The end-to-end offer

An extension of this off-the-shelf answer to mobile security is also there in the way that integrated IT offers from the likes of Citrix, partnering with Microsoft, now emphasise how its built-in security provision has shifted from the network perimeter to the endpoint itself.

“With Citrix Cloud, we have secure portal access from any device, and that gives us a lot of confidence in a world where all security approaches are being re-addressed”
Justin Beardsmore, Lewisham and Greenwich NHS Trust

In practice, this means organisations looking for secure mobility have an option by adopting a cloud-based integration. One example can be seen at Lewisham and Greenwich NHS Trust, which recently deployed Citrix Virtual Apps and Desktops on Microsoft Azure as part of its cloud-first strategy – with mobility and security at the heart of the transition.

In this case, the decision to adopt Citrix was led by increased demand for services from staff who are constantly mobile and require access to clinical applications while seeing patients in the community.

Justin Beardsmore, chief technology officer for Lewisham and Greenwich, says adopting cloud was always essential as community services always happen beyond the hospital.

“That means on-premise infrastructure isn’t an option. With Citrix Cloud, we have secure portal access from any device, and that gives us a lot of confidence in a world where all security approaches are being re-addressed,” he says.

Practical but limited – Henkel’s mobile update

The German consumer goods and chemicals company Henkel updated its mobile arrangements because of a growing threat from malware on devices and to meet the demands of Europe’s General Data Protection Regulation (GDPR).

Head of digital workplace mobility Marco Siedler said an initial assessment of a container-based approach to the planned upgrade drew a blank because staff in a pilot group found problems with synchronising certain mobile data, with no easy fix.

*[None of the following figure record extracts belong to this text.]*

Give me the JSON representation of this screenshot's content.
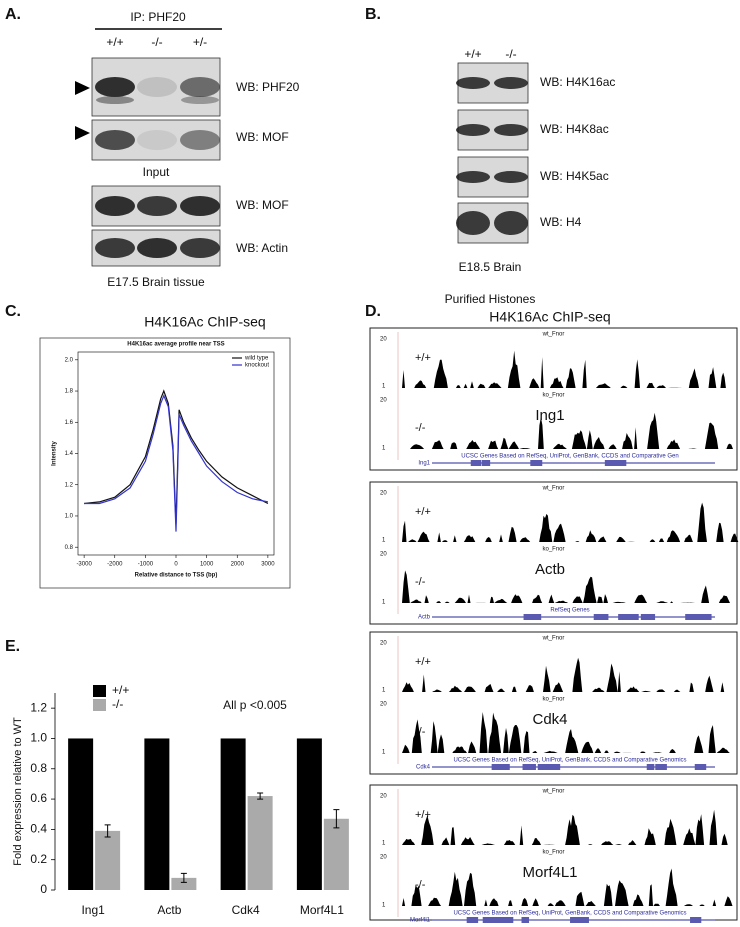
{
  "panel_a": {
    "letter": "A.",
    "ip": "IP: PHF20",
    "genotypes": [
      "+/+",
      "-/-",
      "+/-"
    ],
    "blots": [
      "WB: PHF20",
      "WB: MOF",
      "WB: MOF",
      "WB: Actin"
    ],
    "input": "Input",
    "caption": "E17.5 Brain tissue"
  },
  "panel_b": {
    "letter": "B.",
    "genotypes": [
      "+/+",
      "-/-"
    ],
    "blots": [
      "WB: H4K16ac",
      "WB: H4K8ac",
      "WB: H4K5ac",
      "WB: H4"
    ],
    "caption": "E18.5 Brain",
    "subcaption": "Purified Histones"
  },
  "panel_c": {
    "letter": "C.",
    "title": "H4K16Ac ChIP-seq"
  },
  "panel_d": {
    "letter": "D.",
    "title": "H4K16Ac ChIP-seq",
    "tracks": [
      {
        "wt_track": "wt_Fnor",
        "ko_track": "ko_Fnor",
        "scale_top": "20",
        "scale_bottom": "1",
        "wt": "+/+",
        "ko": "-/-",
        "gene": "Ing1",
        "annotation": "UCSC Genes Based on RefSeq, UniProt, GenBank, CCDS and Comparative Gen",
        "gene_label": "Ing1"
      },
      {
        "wt_track": "wt_Fnor",
        "ko_track": "ko_Fnor",
        "scale_top": "20",
        "scale_bottom": "1",
        "wt": "+/+",
        "ko": "-/-",
        "gene": "Actb",
        "annotation": "RefSeq Genes",
        "gene_label": "Actb"
      },
      {
        "wt_track": "wt_Fnor",
        "ko_track": "ko_Fnor",
        "scale_top": "20",
        "scale_bottom": "1",
        "wt": "+/+",
        "ko": "-/-",
        "gene": "Cdk4",
        "annotation": "UCSC Genes Based on RefSeq, UniProt, GenBank, CCDS and Comparative Genomics",
        "gene_label": "Cdk4"
      },
      {
        "wt_track": "wt_Fnor",
        "ko_track": "ko_Fnor",
        "scale_top": "20",
        "scale_bottom": "1",
        "wt": "+/+",
        "ko": "-/-",
        "gene": "Morf4L1",
        "annotation": "UCSC Genes Based on RefSeq, UniProt, GenBank, CCDS and Comparative Genomics",
        "gene_label": "Morf4l1"
      }
    ]
  },
  "panel_e": {
    "letter": "E."
  },
  "chart_data": [
    {
      "type": "line",
      "title": "H4K16ac average profile near TSS",
      "x_label": "Relative distance to TSS (bp)",
      "y_label": "Intensity",
      "x": [
        -3000,
        -2500,
        -2000,
        -1500,
        -1000,
        -750,
        -500,
        -400,
        -250,
        -100,
        0,
        50,
        100,
        250,
        500,
        750,
        1000,
        1500,
        2000,
        2500,
        3000
      ],
      "series": [
        {
          "name": "wild type",
          "color": "#111111",
          "values": [
            1.08,
            1.09,
            1.12,
            1.2,
            1.38,
            1.55,
            1.75,
            1.8,
            1.72,
            1.45,
            0.95,
            1.3,
            1.68,
            1.6,
            1.5,
            1.42,
            1.35,
            1.25,
            1.18,
            1.13,
            1.08
          ]
        },
        {
          "name": "knockout",
          "color": "#3333cc",
          "values": [
            1.08,
            1.08,
            1.11,
            1.18,
            1.35,
            1.52,
            1.72,
            1.77,
            1.7,
            1.42,
            0.9,
            1.25,
            1.65,
            1.58,
            1.48,
            1.4,
            1.32,
            1.22,
            1.15,
            1.11,
            1.09
          ]
        }
      ],
      "xlim": [
        -3200,
        3200
      ],
      "ylim": [
        0.75,
        2.05
      ],
      "xticks": [
        -3000,
        -2000,
        -1000,
        0,
        1000,
        2000,
        3000
      ],
      "yticks": [
        0.8,
        {
          "value": 1,
          "label": "1.0"
        },
        1.2,
        1.4,
        1.6,
        1.8,
        {
          "value": 2,
          "label": "2.0"
        }
      ],
      "legend": "top-right"
    },
    {
      "type": "bar",
      "y_label": "Fold expression relative to WT",
      "annotation": "All p <0.005",
      "categories": [
        "Ing1",
        "Actb",
        "Cdk4",
        "Morf4L1"
      ],
      "series": [
        {
          "name": "+/+",
          "color": "#000000",
          "values": [
            1,
            1,
            1,
            1
          ]
        },
        {
          "name": "-/-",
          "color": "#aaaaaa",
          "values": [
            0.39,
            0.08,
            0.62,
            0.47
          ],
          "errors": [
            0.04,
            0.03,
            0.02,
            0.06
          ]
        }
      ],
      "ylim": [
        0,
        1.3
      ],
      "yticks": [
        0,
        0.2,
        0.4,
        0.6,
        0.8,
        {
          "value": 1,
          "label": "1.0"
        },
        1.2
      ],
      "legend": "top-left"
    }
  ]
}
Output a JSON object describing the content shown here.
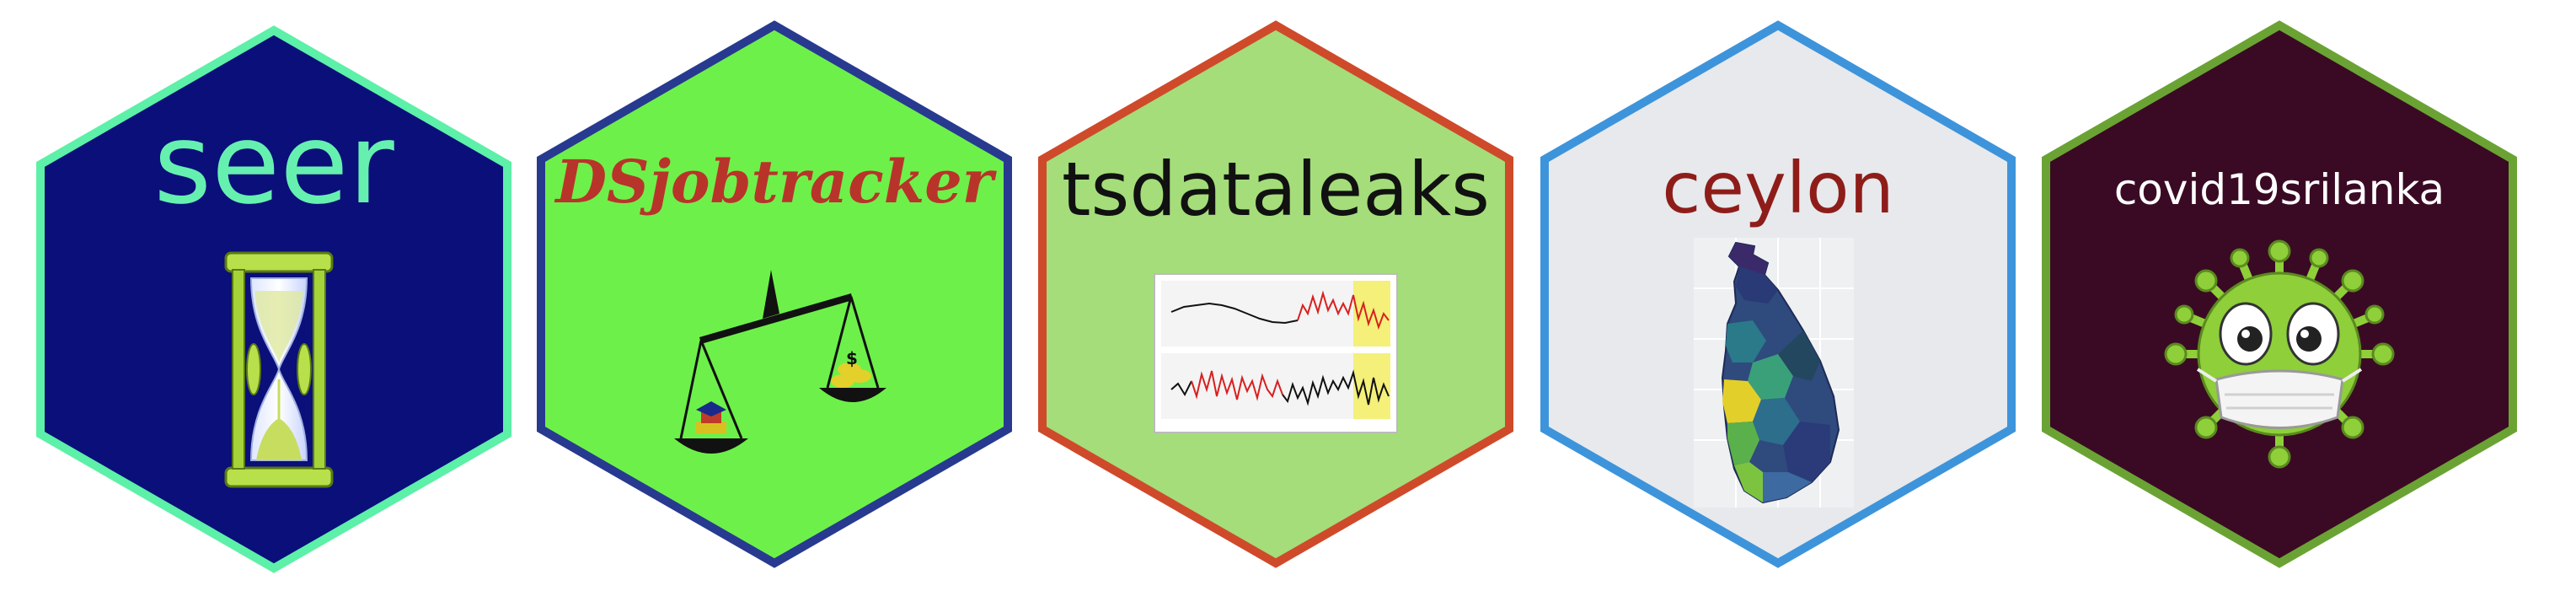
{
  "stickers": [
    {
      "name": "seer",
      "fill": "#0a0f7a",
      "border": "#5cf0a8",
      "text_color": "#66f0b0",
      "icon": "hourglass-icon"
    },
    {
      "name": "DSjobtracker",
      "fill": "#6ef04a",
      "border": "#273a8f",
      "text_color": "#b8342a",
      "icon": "balance-scale-icon"
    },
    {
      "name": "tsdataleaks",
      "fill": "#a4dd7a",
      "border": "#cf4a2a",
      "text_color": "#111111",
      "icon": "time-series-plot-icon"
    },
    {
      "name": "ceylon",
      "fill": "#e7e9ec",
      "border": "#3d94db",
      "text_color": "#8e1d1a",
      "icon": "sri-lanka-map-icon"
    },
    {
      "name": "covid19srilanka",
      "fill": "#3a0a24",
      "border": "#6aa334",
      "text_color": "#ffffff",
      "icon": "virus-mascot-icon"
    }
  ]
}
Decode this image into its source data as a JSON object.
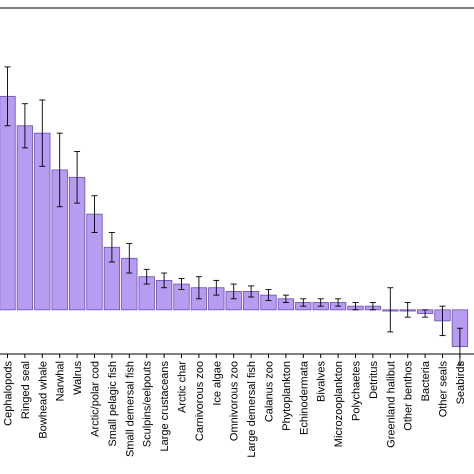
{
  "chart_data": {
    "type": "bar",
    "title": "",
    "xlabel": "",
    "ylabel": "",
    "categories": [
      "Cephalopods",
      "Ringed seal",
      "Bowhead whale",
      "Narwhal",
      "Walrus",
      "Arctic/polar cod",
      "Small pelagic fish",
      "Small demersal fish",
      "Sculpins/eelpouts",
      "Large crustaceans",
      "Arctic char",
      "Carnivorous zoo",
      "Ice algae",
      "Omnivorous zoo",
      "Large demersal fish",
      "Calanus zoo",
      "Phytoplankton",
      "Echinodermata",
      "Bivalves",
      "Microzooplankton",
      "Polychaetes",
      "Detritus",
      "Greenland halibut",
      "Other benthos",
      "Bacteria",
      "Other seals",
      "Seabirds"
    ],
    "values": [
      0.58,
      0.5,
      0.48,
      0.38,
      0.36,
      0.26,
      0.17,
      0.14,
      0.09,
      0.08,
      0.07,
      0.06,
      0.06,
      0.05,
      0.05,
      0.04,
      0.03,
      0.02,
      0.02,
      0.02,
      0.01,
      0.01,
      0.0,
      0.0,
      -0.01,
      -0.03,
      -0.1
    ],
    "errors": [
      0.08,
      0.06,
      0.09,
      0.1,
      0.07,
      0.05,
      0.04,
      0.04,
      0.02,
      0.02,
      0.015,
      0.03,
      0.02,
      0.02,
      0.015,
      0.015,
      0.01,
      0.01,
      0.01,
      0.01,
      0.01,
      0.01,
      0.06,
      0.02,
      0.01,
      0.04,
      0.05
    ],
    "ylim": [
      -0.12,
      0.82
    ],
    "grid": false,
    "colors": {
      "bar_fill": "#b79cf2",
      "bar_edge": "#6a4fb3"
    }
  }
}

After reviewing marketplace options, Siedler opted then to work with Lookout Mobile Endpoint Security on the project, handing Lookout a brief to ensure data security for its business-critical platforms and to lock down data on corporate mobiles.

Lookout handled data by enabling staff to switch off the collection and storage of user personal data, including data collected from devices and from third-party integrations like MobileIron’s mobile device management platform.

Henkel’s workarounds applied to all corporate Android mobiles, for which it established a conditional access rule. For users, only devices with an activated Lookout for Work app were enabled to access corporate data and resources.

This pragmatic solution to Henkel’s mobile challenge is neat on one level, but also illustrates how far things have come. Three years on, today’s applications of zero-trust methods and end-to-end software integrations should mean BYOD is possible for organisations tapping smartphones and cloud-based services of any description. Mobility is widespread now, as we’ve explored, and even if the necessary enterprise-grade security isn’t necessarily always in place, the tools to deliver are there now for committed IT chiefs.